There was a time when Parvati loved the monsoon, when she was little, and she and her sister would play outside in muddy pools after school. They would stay out until their father got home from work or temple, and he would scold them to go inside. She loved it when she was at university too, and she and another student, Joseph, would kiss in the lab as the rains lashed the building outside. After the downpour ended, they always walked their bicycles across a campus that felt cool and clean. Joseph’s kisses felt illicit, electric.
“It’s responding to my touch, like it wants me to drive,” Ashok says, as they get on the highway to Khandala. Parvati rolls her eyes. But she already feels better leaving Mumbai’s city limits. Ashok rolls down the window and sighs. “The air is just rarefied,” he says.
The road to Khandala winds through the mountains, which are lush and unblemished and fantastically green. It is full of switchbacks and vista points. “Look,” says Parvati, pointing. A deep fog is rolling in.
In Khandala, they get out at the base of the Bhaja Caves, ancient rock-cut shelters built by early Buddhists. They walk up the path and pass a waterfall, which cascades down a steep, rocky mountain. Brash schoolchildren scale the rocks to the falls and scream as they dunk in their heads. When Ashok and Parvati reach the top, they take cover under a mounded stupa, built long ago for meditation. Protected as they are from the rain, Parvati thinks, just for a moment, that the monsoon feels romantic. She rests an elbow on Ashok’s shoulder and does not think of Joseph at all.
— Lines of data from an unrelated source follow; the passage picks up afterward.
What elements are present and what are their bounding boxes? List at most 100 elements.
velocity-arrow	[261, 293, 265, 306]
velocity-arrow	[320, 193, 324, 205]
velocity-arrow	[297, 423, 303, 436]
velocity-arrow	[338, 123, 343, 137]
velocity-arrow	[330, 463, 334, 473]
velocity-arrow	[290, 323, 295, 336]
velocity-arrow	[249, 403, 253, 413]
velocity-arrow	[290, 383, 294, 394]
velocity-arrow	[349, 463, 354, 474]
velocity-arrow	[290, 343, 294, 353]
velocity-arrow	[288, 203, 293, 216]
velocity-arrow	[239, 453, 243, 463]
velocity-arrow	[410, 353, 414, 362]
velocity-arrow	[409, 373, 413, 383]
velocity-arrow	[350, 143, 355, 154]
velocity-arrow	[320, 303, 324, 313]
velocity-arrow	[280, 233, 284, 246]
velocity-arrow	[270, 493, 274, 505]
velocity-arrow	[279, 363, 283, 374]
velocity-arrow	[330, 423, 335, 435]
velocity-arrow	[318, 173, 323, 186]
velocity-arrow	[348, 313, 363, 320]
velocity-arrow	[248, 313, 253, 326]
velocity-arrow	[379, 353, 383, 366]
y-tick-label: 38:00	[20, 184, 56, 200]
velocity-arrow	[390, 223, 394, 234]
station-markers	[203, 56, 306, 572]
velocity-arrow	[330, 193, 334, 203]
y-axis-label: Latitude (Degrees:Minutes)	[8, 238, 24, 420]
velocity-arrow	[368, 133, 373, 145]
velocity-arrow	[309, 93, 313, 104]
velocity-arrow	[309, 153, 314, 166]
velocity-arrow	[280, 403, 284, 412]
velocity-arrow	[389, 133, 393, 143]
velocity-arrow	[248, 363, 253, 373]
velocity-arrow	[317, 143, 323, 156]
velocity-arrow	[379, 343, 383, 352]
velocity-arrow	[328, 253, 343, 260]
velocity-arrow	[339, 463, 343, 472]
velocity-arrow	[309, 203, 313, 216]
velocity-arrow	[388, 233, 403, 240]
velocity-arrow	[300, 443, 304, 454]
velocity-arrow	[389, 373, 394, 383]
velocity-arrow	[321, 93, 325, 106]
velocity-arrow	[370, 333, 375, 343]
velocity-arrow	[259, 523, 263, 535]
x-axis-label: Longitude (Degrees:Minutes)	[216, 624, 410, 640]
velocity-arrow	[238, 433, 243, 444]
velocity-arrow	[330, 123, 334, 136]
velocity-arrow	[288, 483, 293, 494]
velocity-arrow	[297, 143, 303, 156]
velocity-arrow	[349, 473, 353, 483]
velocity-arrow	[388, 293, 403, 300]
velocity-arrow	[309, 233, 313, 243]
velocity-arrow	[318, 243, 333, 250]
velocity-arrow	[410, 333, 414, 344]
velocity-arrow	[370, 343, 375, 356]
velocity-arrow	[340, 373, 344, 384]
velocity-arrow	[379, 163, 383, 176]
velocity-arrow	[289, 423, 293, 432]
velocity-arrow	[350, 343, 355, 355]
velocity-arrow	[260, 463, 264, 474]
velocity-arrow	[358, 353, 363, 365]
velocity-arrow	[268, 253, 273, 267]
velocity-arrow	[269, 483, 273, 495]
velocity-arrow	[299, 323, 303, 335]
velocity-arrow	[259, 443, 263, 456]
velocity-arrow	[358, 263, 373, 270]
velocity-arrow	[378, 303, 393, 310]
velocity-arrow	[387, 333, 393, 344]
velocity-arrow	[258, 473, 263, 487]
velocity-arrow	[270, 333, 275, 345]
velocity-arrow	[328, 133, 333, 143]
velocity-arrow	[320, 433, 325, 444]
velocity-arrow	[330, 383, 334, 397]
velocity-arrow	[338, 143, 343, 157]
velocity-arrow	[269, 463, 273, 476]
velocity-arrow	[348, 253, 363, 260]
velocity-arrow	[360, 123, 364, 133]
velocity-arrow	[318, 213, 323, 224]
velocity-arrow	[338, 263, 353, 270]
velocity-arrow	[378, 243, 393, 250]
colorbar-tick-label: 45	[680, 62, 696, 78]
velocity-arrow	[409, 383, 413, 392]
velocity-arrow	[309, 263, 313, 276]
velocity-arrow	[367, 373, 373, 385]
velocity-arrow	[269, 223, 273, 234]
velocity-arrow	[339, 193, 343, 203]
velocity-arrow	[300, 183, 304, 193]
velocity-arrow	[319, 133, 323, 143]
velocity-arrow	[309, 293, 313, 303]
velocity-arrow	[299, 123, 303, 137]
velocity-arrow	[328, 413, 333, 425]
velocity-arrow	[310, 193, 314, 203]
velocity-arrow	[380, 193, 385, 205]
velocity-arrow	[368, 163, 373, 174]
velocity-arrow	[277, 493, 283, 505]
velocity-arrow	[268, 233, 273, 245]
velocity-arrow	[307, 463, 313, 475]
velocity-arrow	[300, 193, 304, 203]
On the way back to the car, they get their photo taken, smiling at the base of the path. In Parvati’s smile there is just a trace of the six months of difficulty that came before. Months in which Ashok felt afraid of his new wife, who would rant and cry in the night and always blame it on her “past.” Months in which she kept a journal for all her dark and wild thoughts, a journal she did not let anyone see. Now, he thinks she has stopped writing in it.
That night, on the drive home, Mumbai’s traffic and chaos feel unnerving after the quiet of Khandala. As Parvati guides their car over the wet city streets, the road unexpectedly splinters into five. She slows down and then accelerates through the light, and a police officer flags down their car.
“License, insurance,” the officer barks at Ashok, though Parvati is the one driving. Parvati rifles through a pile of papers and hands them through her window. The officer, who is intimidating in his pressed khaki uniform, shakes his head as he walks around to take them. Ashok is not playing his part.
“Baahar aao.” The officer’s tone is a warning now, and Ashok gets out of the car. After a short conversation, Ashok hands over the bribe, and the officer passes back the license in one swift, practiced movement.
“Why did you give that?” Parvati demands once Ashok gets back into the passenger seat. “You could have told them you are a journalist.”
“That doesn’t work,” he says, and feeling her glare, adds, “Anyway, it doesn’t matter.”
Parvati says nothing to this. She grips the steering wheel. After a long moment of silence, Ashok bangs his fist on the dashboard. Their trip suddenly feels spoiled. “Fuck,” he says, and the statue of Ganesh on their dashboard jumps, the pearls around the Hindu god’s neck jangling. “Assholes. Fuck fuck fuck.”
“You shouldn’t let them affect you like that,” says Parvati, primly, not looking at him. As she restarts the car, it begins to rain again. “You shouldn’t let them make you say those words and ruin yourself.”
Joseph, a good Catholic boy, would never have sullied himself that way.